Piecewise analytic function Does there exist a smooth function $f : \mathbb{R} \to \mathbb{R}$ such that $f|_U = g|_U$ and $f|_{U^c} = h|_{U^c}$ for analytic functions $g \neq h : \mathbb{R} \to \mathbb{R}$ and an open set $U \subsetneq \mathbb{R}$? The answer is no if we ask for an analytic function $f$, since $f|_U = g|_U$ would imply $f = g$ and similarly $f = h$, leading to a contradiction $g = h$.
 A: Let's make the problem more symmetric in $g,h$:
Definition.
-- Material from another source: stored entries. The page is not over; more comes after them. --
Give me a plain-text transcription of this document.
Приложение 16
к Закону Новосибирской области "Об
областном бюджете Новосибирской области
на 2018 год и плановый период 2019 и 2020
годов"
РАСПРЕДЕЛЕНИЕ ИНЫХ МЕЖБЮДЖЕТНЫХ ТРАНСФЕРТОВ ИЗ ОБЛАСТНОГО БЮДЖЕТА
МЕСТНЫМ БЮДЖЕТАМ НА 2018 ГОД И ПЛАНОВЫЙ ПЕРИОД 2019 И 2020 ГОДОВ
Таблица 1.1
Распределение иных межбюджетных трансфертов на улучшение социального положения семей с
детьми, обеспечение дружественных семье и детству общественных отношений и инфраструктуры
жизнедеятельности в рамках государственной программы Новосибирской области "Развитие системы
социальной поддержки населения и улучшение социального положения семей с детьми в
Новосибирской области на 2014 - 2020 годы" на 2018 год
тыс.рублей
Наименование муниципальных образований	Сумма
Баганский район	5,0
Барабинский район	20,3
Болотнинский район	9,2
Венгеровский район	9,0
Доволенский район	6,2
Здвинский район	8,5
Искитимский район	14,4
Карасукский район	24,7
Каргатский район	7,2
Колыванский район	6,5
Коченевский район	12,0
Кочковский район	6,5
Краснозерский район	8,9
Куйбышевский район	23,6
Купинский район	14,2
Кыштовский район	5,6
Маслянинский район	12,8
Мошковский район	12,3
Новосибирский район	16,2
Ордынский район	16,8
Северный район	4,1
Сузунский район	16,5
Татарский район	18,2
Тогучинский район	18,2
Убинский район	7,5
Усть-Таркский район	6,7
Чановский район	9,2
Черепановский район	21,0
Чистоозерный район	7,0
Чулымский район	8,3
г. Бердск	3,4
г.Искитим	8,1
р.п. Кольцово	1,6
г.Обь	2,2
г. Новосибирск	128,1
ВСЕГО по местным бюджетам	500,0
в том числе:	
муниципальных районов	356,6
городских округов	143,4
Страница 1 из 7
A tuple $(f,g,h,U)$
is an example if $\emptyset\subsetneq U\subsetneq \Bbb R$ is open, $f\colon\Bbb R\to\Bbb R$ is smooth, $g,h\colon\Bbb R\to\Bbb R$ are analytic, $f|_U=g|_U$, and $f|_{U^\complement}= h|_{U^\complement}$.
Definition. A tuple $(f,g,h,U,V)$
is a superexample if $U,V\subseteq \Bbb R$ are open, $\overline U\cup \overline V=\Bbb R$, $\overline U\cap \overline V\ne\emptyset$, $f\colon\Bbb R\to\Bbb R$ is smooth, $g,h\colon\Bbb R\to\Bbb R$ are analytic, $f|_U=g|_U$, and $f|_V= h|_V$.
Let $(f,g,h,U)$ be an example. By continuity, $f|_{\overline U}=g|_{\overline U}$. Therefore, $(f,h,g,{\overline U}^\complement)$ is also an example.
Then $(f,g,h,U,{\overline U}^\complement)$ is a superexample (where $\overline U\cap \overline{{\overline U}^\complement}\ne\emptyset$ follows  because $\Bbb R$ is connected, i.e., the only clopen subsets of $\Bbb R$ are $\emptyset$ and $\Bbb R$).
If $(f,g,h,U,V)$ is a superexample, then so is $(f',g',h',U,V)$. 
If $(f,g,h,U,V)$ is a superexample, then for any fixed $a\in\overline U\cap \overline V$, we have $f(a)=g(a)=h(a)$ by continuity. By the preceding paragraph, also $f^{(n)}(a)=g^{(n)}(a)=h^{(n)}(a)$ for all $n$. As $g,h$ are analytic, this implies $g=h$. Then $f=g$ on the dense set $U\cup V$, and by continuity $f=g$, so $f$ is analytic.